Одна из последних широко известных попыток доказать наследование приобретенных признаков косвенно связана с именем знаменитого русского физиолога Ивана Павлова. В 1924 году один из его сотрудников – Николай Студенцов опубликовал результаты оригинального исследования: он вырабатывал у мышей условные рефлексы, скрещивал обученных мышей между собой и обучал их потомство. И выходило, что каждому поколению мышей для выработки рефлекса требовалось меньше сочетаний стимула и подкрепления, чем предыдущему. Этот результат трудно было истолковать иначе, нежели “по Ламарку”. Комментируя работу Студенцова, Павлов предположил, что таким манером условный рефлекс может в конце концов стать безусловным.
83
Так, например, в 1926 году известный австрийский биолог, страстный приверженец неоламаркизма Пауль Каммерер покончил с собой после того, как в журнале Nature вышла статья американского герпетолога Глэдвина Нобла, исследовавшего представленный Каммерером препарат и обнаружившего, что “унаследованные приобретенные признаки” явно фальсифицированы.

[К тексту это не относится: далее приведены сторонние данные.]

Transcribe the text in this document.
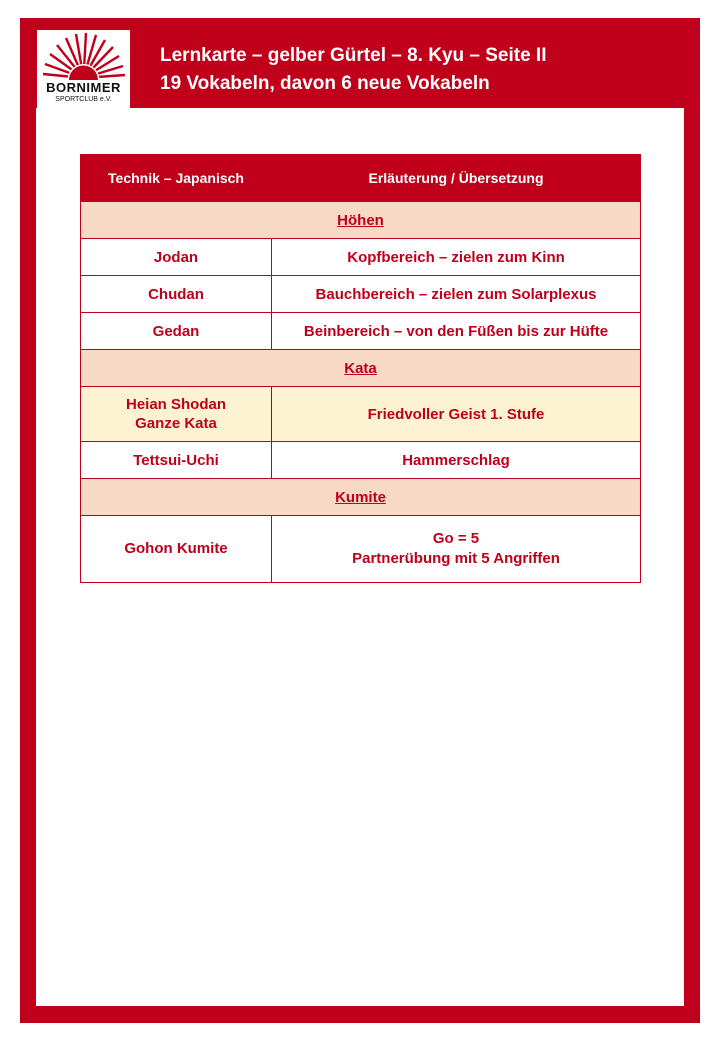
BORNIMER
SPORTCLUB e.V.
Lernkarte – gelber Gürtel – 8. Kyu – Seite II
19 Vokabeln, davon 6 neue Vokabeln
Technik – Japanisch	Erläuterung / Übersetzung
Höhen	
Jodan	Kopfbereich – zielen zum Kinn
Chudan	Bauchbereich – zielen zum Solarplexus
Gedan	Beinbereich – von den Füßen bis zur Hüfte
Kata	

Heian Shodan
Ganze Kata	Friedvoller Geist 1. Stufe
Tettsui-Uchi	Hammerschlag
Kumite	
Gohon Kumite	Go = 5
Partnerübung mit 5 Angriffen
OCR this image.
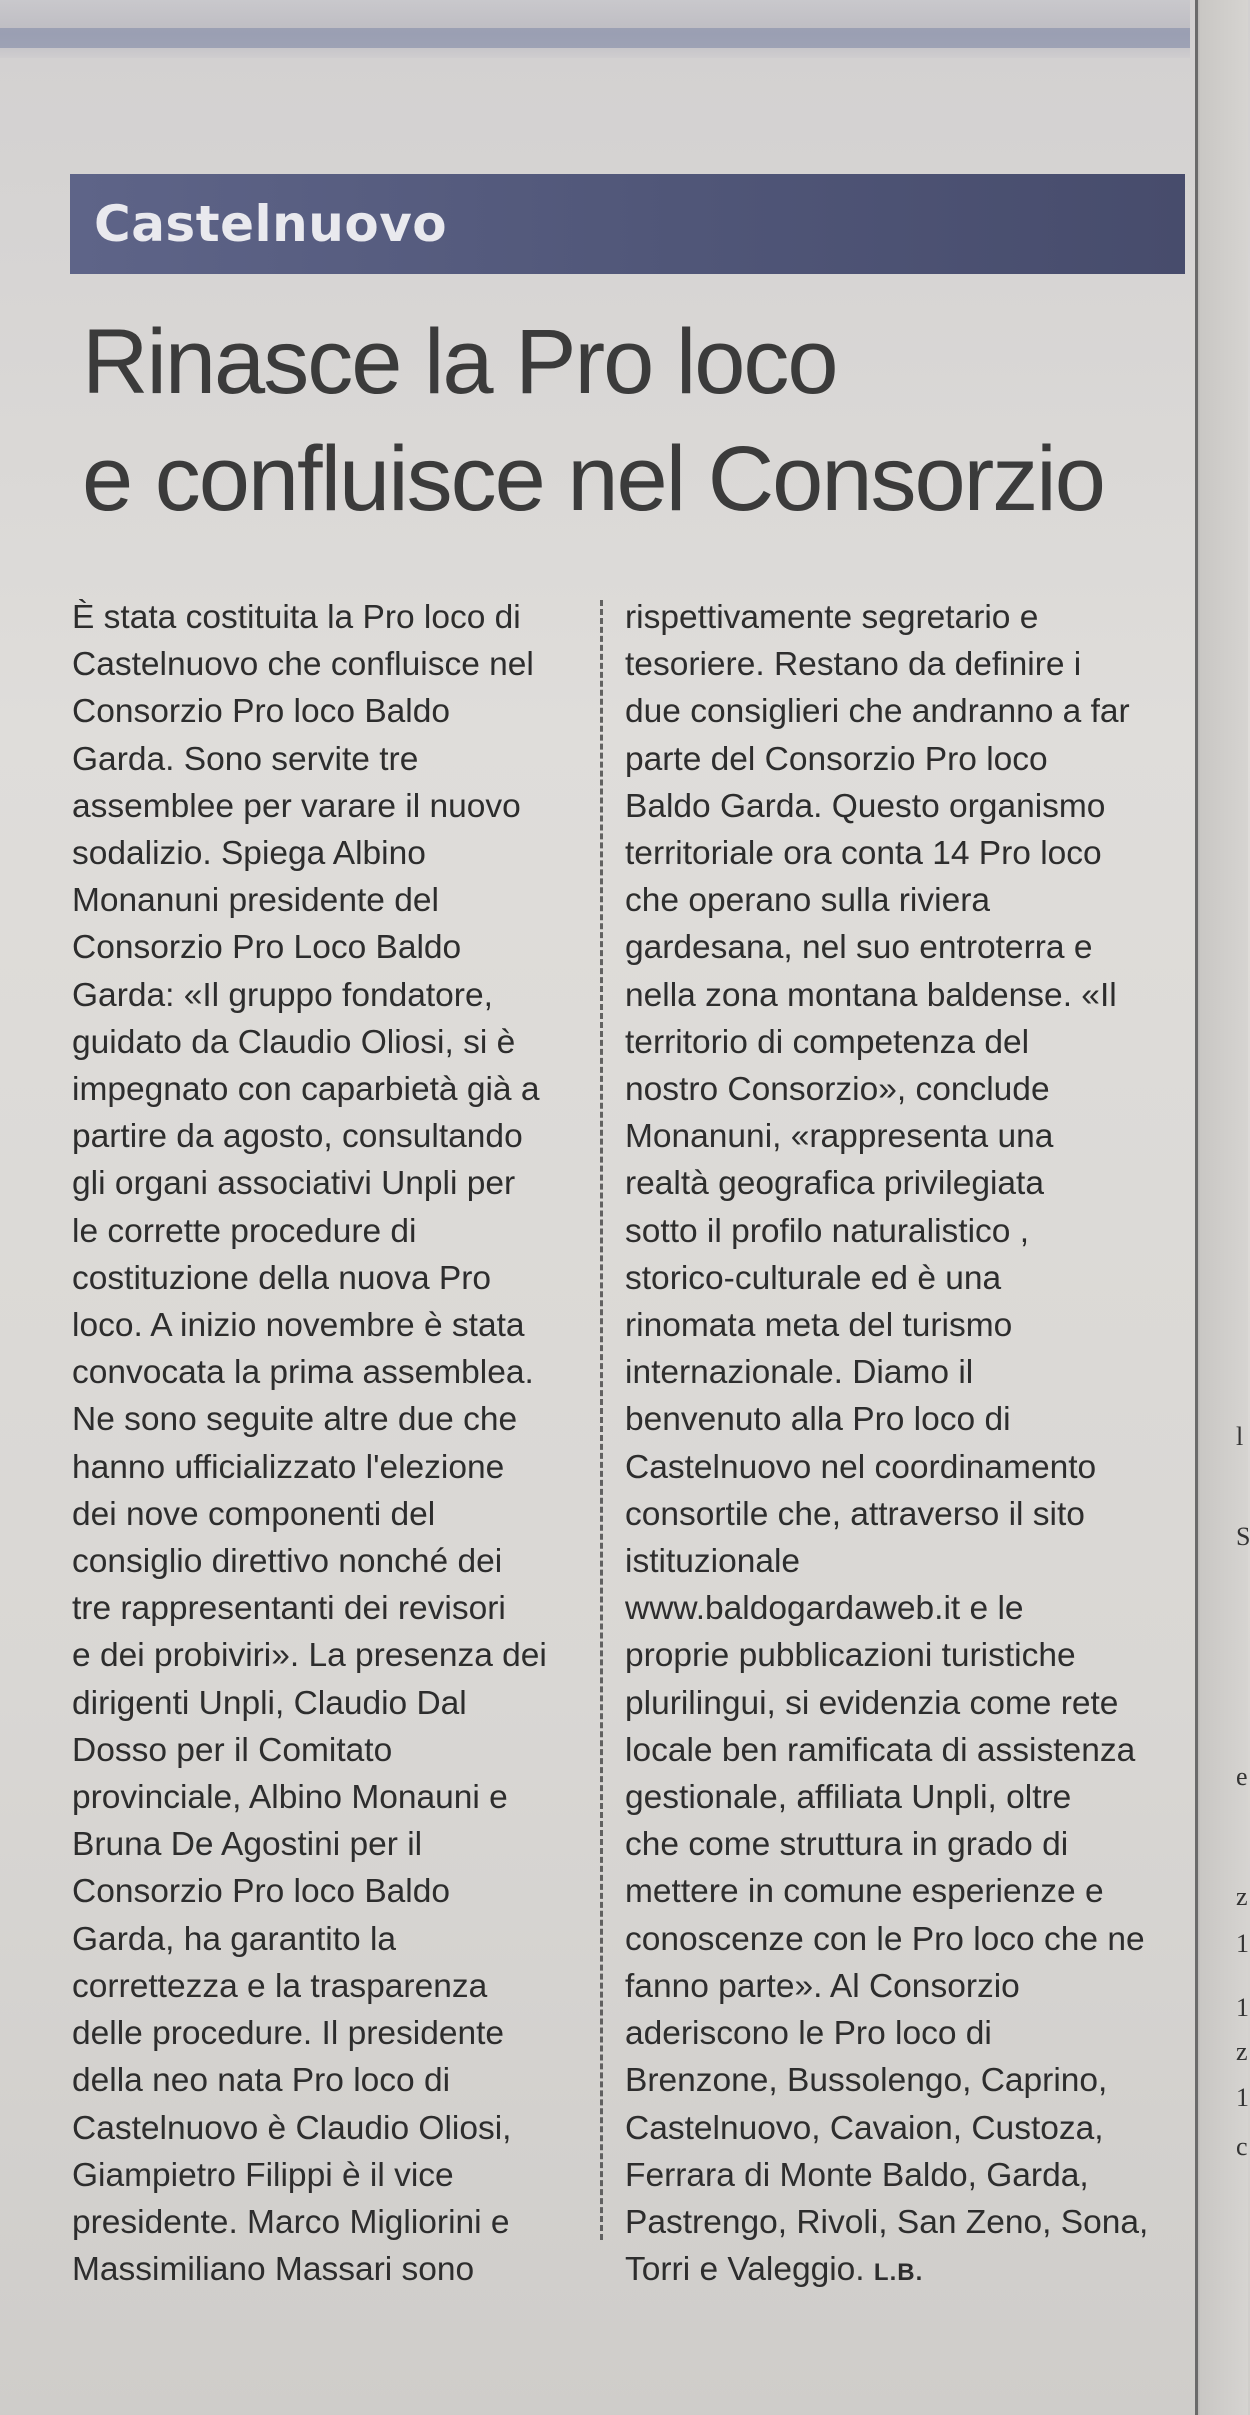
l
S
e
z
1
1
z
1
c
Castelnuovo
Rinasce la Pro loco
e confluisce nel Consorzio
È stata costituita la Pro loco di
Castelnuovo che confluisce nel
Consorzio Pro loco Baldo
Garda. Sono servite tre
assemblee per varare il nuovo
sodalizio. Spiega Albino
Monanuni presidente del
Consorzio Pro Loco Baldo
Garda: «Il gruppo fondatore,
guidato da Claudio Oliosi, si è
impegnato con caparbietà già a
partire da agosto, consultando
gli organi associativi Unpli per
le corrette procedure di
costituzione della nuova Pro
loco. A inizio novembre è stata
convocata la prima assemblea.
Ne sono seguite altre due che
hanno ufficializzato l'elezione
dei nove componenti del
consiglio direttivo nonché dei
tre rappresentanti dei revisori
e dei probiviri». La presenza dei
dirigenti Unpli, Claudio Dal
Dosso per il Comitato
provinciale, Albino Monauni e
Bruna De Agostini per il
Consorzio Pro loco Baldo
Garda, ha garantito la
correttezza e la trasparenza
delle procedure. Il presidente
della neo nata Pro loco di
Castelnuovo è Claudio Oliosi,
Giampietro Filippi è il vice
presidente. Marco Migliorini e
Massimiliano Massari sono
rispettivamente segretario e
tesoriere. Restano da definire i
due consiglieri che andranno a far
parte del Consorzio Pro loco
Baldo Garda. Questo organismo
territoriale ora conta 14 Pro loco
che operano sulla riviera
gardesana, nel suo entroterra e
nella zona montana baldense. «Il
territorio di competenza del
nostro Consorzio», conclude
Monanuni, «rappresenta una
realtà geografica privilegiata
sotto il profilo naturalistico ,
storico-culturale ed è una
rinomata meta del turismo
internazionale. Diamo il
benvenuto alla Pro loco di
Castelnuovo nel coordinamento
consortile che, attraverso il sito
istituzionale
www.baldogardaweb.it e le
proprie pubblicazioni turistiche
plurilingui, si evidenzia come rete
locale ben ramificata di assistenza
gestionale, affiliata Unpli, oltre
che come struttura in grado di
mettere in comune esperienze e
conoscenze con le Pro loco che ne
fanno parte». Al Consorzio
aderiscono le Pro loco di
Brenzone, Bussolengo, Caprino,
Castelnuovo, Cavaion, Custoza,
Ferrara di Monte Baldo, Garda,
Pastrengo, Rivoli, San Zeno, Sona,
Torri e Valeggio. L.B.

Однако после резких возражений видных генетиков (прежде всего Николая Кольцова) Павлов, известный своей придирчивостью к достоверности результатов, поручил другому сотруднику, Евгению Ганике, повторить опыты Студенцова, по возможности исключив альтернативные объяснения. Ганике сконструировал специальную установку, в которой мыши обучались автоматически, без участия экспериментатора. И “эффект Студенцова” как рукой сняло – мышам с 25 поколениями ученых предков на выработку навыка требовалось столько же времени, сколько мышам, предков которых ничему не учили. (Скорее всего, полученные Студенцовым результаты объяснялись тем, что в эксперименте обучались не только мыши, но и сам молодой исследователь – это была его первая самостоятельная работа.) После этого Павлов публично попросил не причислять его в дальнейшем к авторам, признающим наследование приобретенных признаков.

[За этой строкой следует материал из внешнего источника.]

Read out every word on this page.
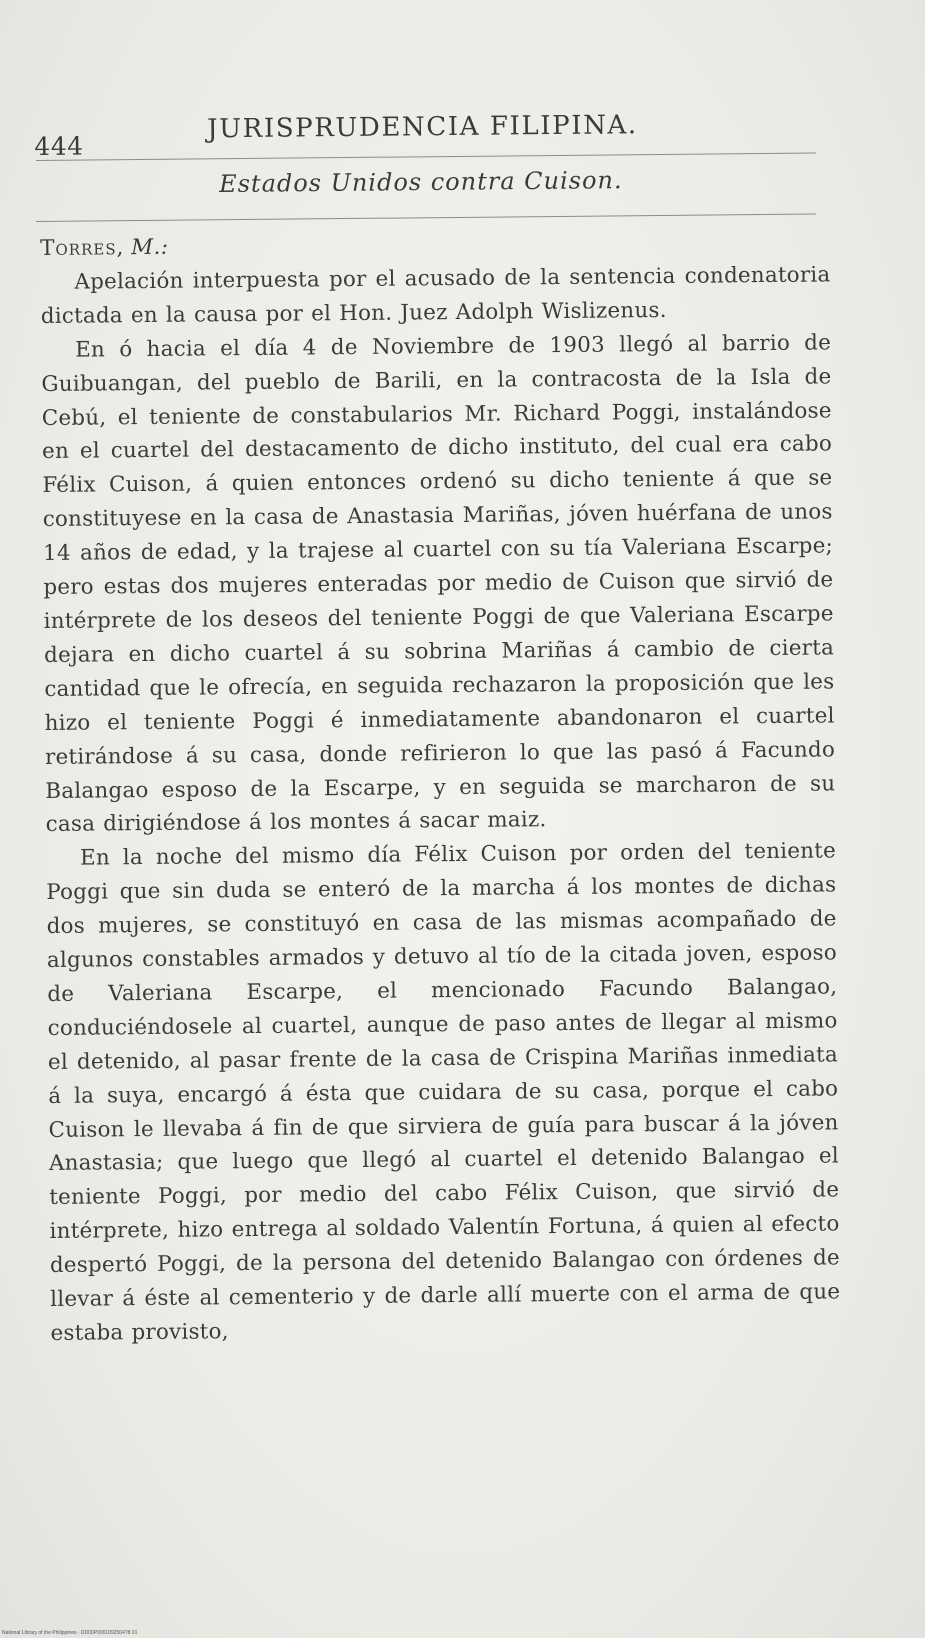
444
JURISPRUDENCIA FILIPINA.
Estados Unidos contra Cuison.

Torres, M.:

Apelación interpuesta por el acusado de la sentencia condenatoria dictada en la causa por el Hon. Juez Adolph Wislizenus.

En ó hacia el día 4 de Noviembre de 1903 llegó al barrio de Guibuangan, del pueblo de Barili, en la contracosta de la Isla de Cebú, el teniente de constabularios Mr. Richard Poggi, instalándose en el cuartel del destacamento de dicho instituto, del cual era cabo Félix Cuison, á quien entonces ordenó su dicho teniente á que se constituyese en la casa de Anastasia Mariñas, jóven huérfana de unos 14 años de edad, y la trajese al cuartel con su tía Valeriana Escarpe; pero estas dos mujeres enteradas por medio de Cuison que sirvió de intérprete de los deseos del teniente Poggi de que Valeriana Escarpe dejara en dicho cuartel á su sobrina Mariñas á cambio de cierta cantidad que le ofrecía, en seguida rechazaron la proposición que les hizo el teniente Poggi é inmediatamente abandonaron el cuartel retirándose á su casa, donde refirieron lo que las pasó á Facundo Balangao esposo de la Escarpe, y en seguida se marcharon de su casa dirigiéndose á los montes á sacar maiz.

En la noche del mismo día Félix Cuison por orden del teniente Poggi que sin duda se enteró de la marcha á los montes de dichas dos mujeres, se constituyó en casa de las mismas acompañado de algunos constables armados y detuvo al tío de la citada joven, esposo de Valeriana Escarpe, el mencionado Facundo Balangao, conduciéndosele al cuartel, aunque de paso antes de llegar al mismo el detenido, al pasar frente de la casa de Crispina Mariñas inmediata á la suya, encargó á ésta que cuidara de su casa, porque el cabo Cuison le llevaba á fin de que sirviera de guía para buscar á la jóven Anastasia; que luego que llegó al cuartel el detenido Balangao el teniente Poggi, por medio del cabo Félix Cuison, que sirvió de intérprete, hizo entrega al soldado Valentín Fortuna, á quien al efecto despertó Poggi, de la persona del detenido Balangao con órdenes de llevar á éste al cementerio y de darle allí muerte con el arma de que estaba provisto,

National Library of the Philippines · DD00P0001092504?8 01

К началу второй трети ХХ века ламаркизм вынужден был оставить основные поля эволюционных битв – зоологию и ботанику, – но все еще держался в микробиологии. Стремительная адаптация микроорганизмов чуть ли не к любым воздействиям плохо совмещалась с образом медленной дарвиновской эволюции, невольно наталкивая на мысль, что уж микробы-то точно приспосабливаются “по Ламарку”. Поиски “направленных мутаций” надолго прервались только после знаменитого опыта Макса Дельбрюка и Сальвадора Лурии, поставленного в 1943 году и вошедшего в историю науки под именем “флуктуационный тест”.

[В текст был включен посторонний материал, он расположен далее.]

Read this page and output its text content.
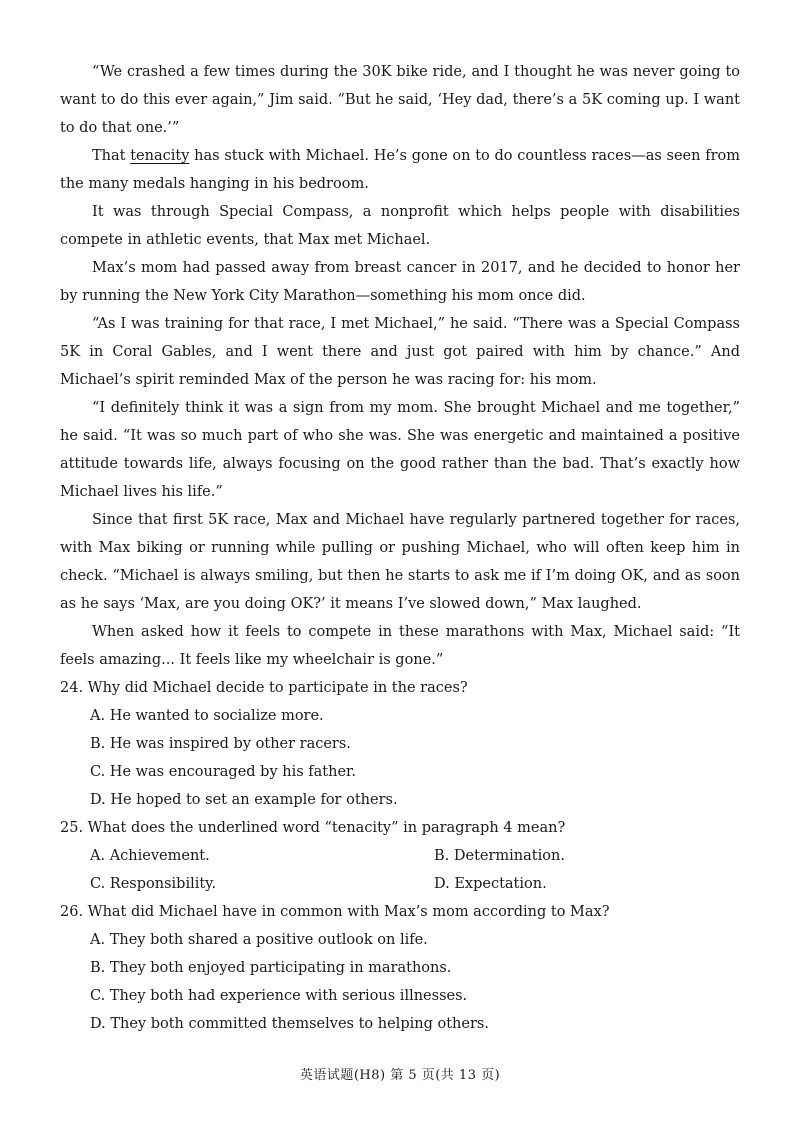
“We crashed a few times during the 30K bike ride, and I thought he was never going to want to do this ever again,” Jim said. “But he said, ‘Hey dad, there’s a 5K coming up. I want to do that one.’”

That tenacity has stuck with Michael. He’s gone on to do countless races—as seen from the many medals hanging in his bedroom.

It was through Special Compass, a nonprofit which helps people with disabilities compete in athletic events, that Max met Michael.

Max’s mom had passed away from breast cancer in 2017, and he decided to honor her by running the New York City Marathon—something his mom once did.

“As I was training for that race, I met Michael,” he said. “There was a Special Compass 5K in Coral Gables, and I went there and just got paired with him by chance.” And Michael’s spirit reminded Max of the person he was racing for: his mom.

“I definitely think it was a sign from my mom. She brought Michael and me together,” he said. “It was so much part of who she was. She was energetic and maintained a positive attitude towards life, always focusing on the good rather than the bad. That’s exactly how Michael lives his life.”

Since that first 5K race, Max and Michael have regularly partnered together for races, with Max biking or running while pulling or pushing Michael, who will often keep him in check. “Michael is always smiling, but then he starts to ask me if I’m doing OK, and as soon as he says ‘Max, are you doing OK?’ it means I’ve slowed down,” Max laughed.

When asked how it feels to compete in these marathons with Max, Michael said: “It feels amazing... It feels like my wheelchair is gone.”

24. Why did Michael decide to participate in the races?

A. He wanted to socialize more.

B. He was inspired by other racers.

C. He was encouraged by his father.

D. He hoped to set an example for others.

25. What does the underlined word “tenacity” in paragraph 4 mean?

A. Achievement.	B. Determination.

C. Responsibility.	D. Expectation.

26. What did Michael have in common with Max’s mom according to Max?

A. They both shared a positive outlook on life.

B. They both enjoyed participating in marathons.

C. They both had experience with serious illnesses.

D. They both committed themselves to helping others.

英语试题(H8) 第 5 页(共 13 页)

Объектом их эксперимента была кишечная палочка Escherichia coli, а фактором, к которому ей надлежало приспособиться, – фаг (то есть паразитирующий на бактерии вирус) Т1. В норме фаг цепляется к поверхности бактериальной клетки, впрыскивает внутрь нее свою ДНК, та встраивается в геном хозяина и многократно копируется, одновременно заставляя зараженную клетку в лихорадочном темпе синтезировать вирусные белки. В конце концов клетка погибает и лопается, и в среду вываливается множество новеньких, готовых к заражению фаговых частиц. Процесс развивается лавинообразно, но, если бактерий достаточно много, рано или поздно среди них находится клетка, невосприимчивая к фагу. Биохимические механизмы устойчивости могут быть разными, но результат один: резистентная клетка преспокойно растет и размножается на питательной среде с фагом, образуя на поверхности различимую невооруженным глазом колонию.